A related press release reported that, “Multidisciplinary care ... has been shown to reduce mortality and the incidence of end-stage renal disease in patients with CKD, but the cost-effectiveness of such programs remains unclear.” Therefore, in the current study, researchers estimated the cost-effectiveness of a theoretical Medicare-based multidisciplinary care program for patients with stage 3 and 4 CKD using a modeling approach. The theoretical care program included nephrologists, advanced practitioners, educators, dietitians, and social workers.

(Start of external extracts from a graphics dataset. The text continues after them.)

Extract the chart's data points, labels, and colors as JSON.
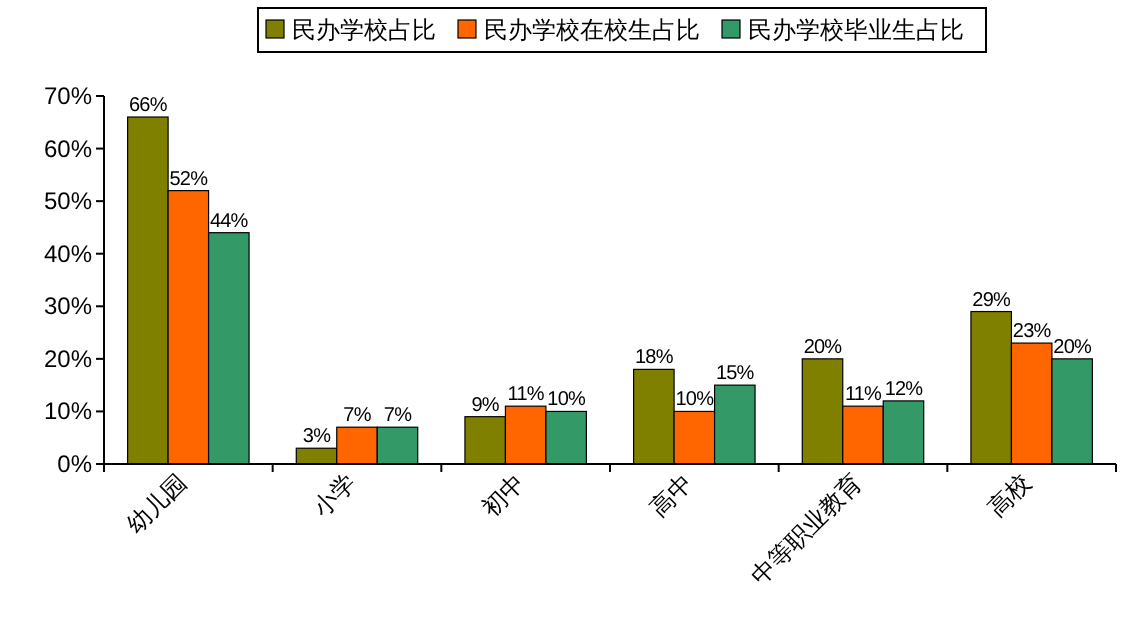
{
  "chart_data": {
    "type": "bar",
    "categories": [
      "幼儿园",
      "小学",
      "初中",
      "高中",
      "中等职业教育",
      "高校"
    ],
    "series": [
      {
        "name": "民办学校占比",
        "color": "#808000",
        "values": [
          66,
          3,
          9,
          18,
          20,
          29
        ],
        "value_labels": [
          "66%",
          "3%",
          "9%",
          "18%",
          "20%",
          "29%"
        ]
      },
      {
        "name": "民办学校在校生占比",
        "color": "#ff6600",
        "values": [
          52,
          7,
          11,
          10,
          11,
          23
        ],
        "value_labels": [
          "52%",
          "7%",
          "11%",
          "10%",
          "11%",
          "23%"
        ]
      },
      {
        "name": "民办学校毕业生占比",
        "color": "#339966",
        "values": [
          44,
          7,
          10,
          15,
          12,
          20
        ],
        "value_labels": [
          "44%",
          "7%",
          "10%",
          "15%",
          "12%",
          "20%"
        ]
      }
    ],
    "ylim": [
      0,
      70
    ],
    "yticks": [
      {
        "value": 0,
        "label": "0%"
      },
      {
        "value": 10,
        "label": "10%"
      },
      {
        "value": 20,
        "label": "20%"
      },
      {
        "value": 30,
        "label": "30%"
      },
      {
        "value": 40,
        "label": "40%"
      },
      {
        "value": 50,
        "label": "50%"
      },
      {
        "value": 60,
        "label": "60%"
      },
      {
        "value": 70,
        "label": "70%"
      }
    ],
    "grid": false,
    "legend": "top"
  }
}
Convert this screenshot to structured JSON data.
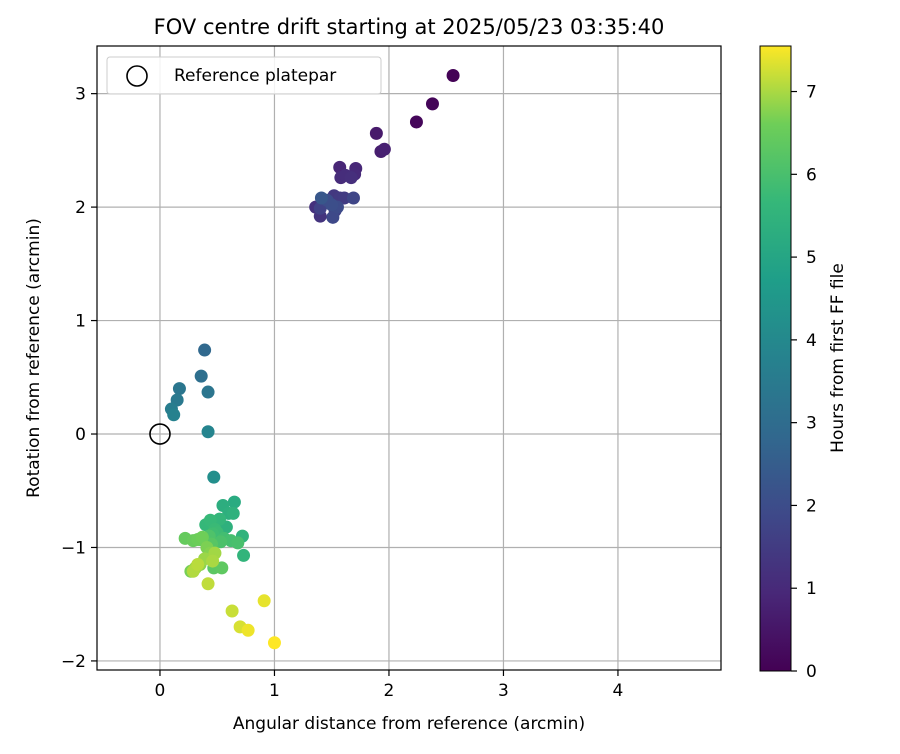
{
  "chart_data": {
    "type": "scatter",
    "title": "FOV centre drift starting at 2025/05/23 03:35:40",
    "xlabel": "Angular distance from reference (arcmin)",
    "ylabel": "Rotation from reference (arcmin)",
    "xlim": [
      -0.55,
      4.9
    ],
    "ylim": [
      -2.08,
      3.42
    ],
    "xticks": [
      "0",
      "1",
      "2",
      "3",
      "4"
    ],
    "yticks": [
      "−2",
      "−1",
      "0",
      "1",
      "2",
      "3"
    ],
    "grid": true,
    "legend": {
      "position": "top-left",
      "entries": [
        "Reference platepar"
      ]
    },
    "reference_point": {
      "x": 0,
      "y": 0
    },
    "colorbar": {
      "label": "Hours from first FF file",
      "colormap": "viridis",
      "range": [
        0,
        7.55
      ],
      "ticks": [
        "0",
        "1",
        "2",
        "3",
        "4",
        "5",
        "6",
        "7"
      ]
    },
    "series": [
      {
        "x": [
          2.56,
          2.38,
          2.24,
          1.89,
          1.93,
          1.96,
          1.57,
          1.71,
          1.7,
          1.58,
          1.62,
          1.67,
          1.36,
          1.4,
          1.47,
          1.52,
          1.57,
          1.61,
          1.49,
          1.53,
          1.4,
          1.69,
          1.51,
          1.55,
          1.46,
          1.5,
          1.41,
          0.39,
          0.36,
          0.42,
          0.17,
          0.15,
          0.1,
          0.12,
          0.42,
          0.47,
          0.65,
          0.55,
          0.6,
          0.58,
          0.64,
          0.72,
          0.73,
          0.52,
          0.4,
          0.44,
          0.48,
          0.5,
          0.46,
          0.56,
          0.62,
          0.68,
          0.53,
          0.43,
          0.38,
          0.35,
          0.45,
          0.47,
          0.54,
          0.22,
          0.29,
          0.33,
          0.37,
          0.27,
          0.41,
          0.44,
          0.35,
          0.31,
          0.39,
          0.48,
          0.46,
          0.29,
          0.33,
          0.42,
          0.63,
          0.91,
          0.7,
          0.77,
          1.0
        ],
        "y": [
          3.16,
          2.91,
          2.75,
          2.65,
          2.49,
          2.51,
          2.35,
          2.34,
          2.29,
          2.26,
          2.28,
          2.26,
          2.0,
          1.92,
          2.05,
          2.1,
          2.08,
          2.08,
          2.03,
          1.97,
          1.99,
          2.08,
          1.91,
          2.0,
          2.06,
          2.02,
          2.08,
          0.74,
          0.51,
          0.37,
          0.4,
          0.3,
          0.22,
          0.17,
          0.02,
          -0.38,
          -0.6,
          -0.63,
          -0.7,
          -0.82,
          -0.7,
          -0.9,
          -1.07,
          -0.75,
          -0.8,
          -0.76,
          -0.84,
          -0.87,
          -0.88,
          -0.92,
          -0.94,
          -0.96,
          -0.95,
          -0.9,
          -0.92,
          -0.93,
          -0.97,
          -1.18,
          -1.18,
          -0.92,
          -0.94,
          -0.93,
          -0.91,
          -1.21,
          -1.0,
          -1.05,
          -1.15,
          -1.18,
          -1.1,
          -1.05,
          -1.12,
          -1.21,
          -1.15,
          -1.32,
          -1.56,
          -1.47,
          -1.7,
          -1.73,
          -1.84
        ],
        "c": [
          0.05,
          0.1,
          0.15,
          0.6,
          0.7,
          0.75,
          0.9,
          0.95,
          1.0,
          1.05,
          1.1,
          1.15,
          1.2,
          1.3,
          1.35,
          1.4,
          1.45,
          1.5,
          1.55,
          1.6,
          1.7,
          1.8,
          1.9,
          1.95,
          2.0,
          2.05,
          2.3,
          2.85,
          3.1,
          3.3,
          3.35,
          3.45,
          3.6,
          3.75,
          3.85,
          4.2,
          5.2,
          5.3,
          5.35,
          5.4,
          5.45,
          5.5,
          5.55,
          5.6,
          5.65,
          5.7,
          5.75,
          5.8,
          5.85,
          5.9,
          5.95,
          6.0,
          6.05,
          6.1,
          6.15,
          6.2,
          6.25,
          6.3,
          6.35,
          6.45,
          6.5,
          6.55,
          6.6,
          6.65,
          6.7,
          6.75,
          6.8,
          6.85,
          6.9,
          6.95,
          7.0,
          7.05,
          7.1,
          7.15,
          7.2,
          7.4,
          7.3,
          7.45,
          7.55
        ]
      }
    ]
  }
}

According to the study, CKD affects approximately 10% of Medicare beneficiaries in the U.S. but accounts for a disproportionate 20% of expenditures. Individuals with end-stage renal disease represent 1.6% of Medicare beneficiaries and is responsible for 7.2% of cost. Further, life expectancy is substantially lower in patients with chronic kidney disease than in the general population.
The researchers estimated from Medicare claims data and data from published literature that multidisciplinary care meets conventional cost-effectiveness thresholds in patients aged 45 to 84 years with mild to moderate CKD, adding 0.23 quality-adjusted life years (QALYs) over usual care, with a cost of $51,285 per QALY gained.
Researchers noted that the proposed program is theoretical and may not generalize to populations at low risk for progression to end stage renal disease.
Disclosure : This work was supported by the National Institute of Diabetes and Digestive and Kidney Disease (NIDDK) and the National Institute on Aging (NIA) of the National Institutes of Health. Lin reports support by NIDDK F3DK107123. Please see the full study for all other authors’ relevant financial disclosures.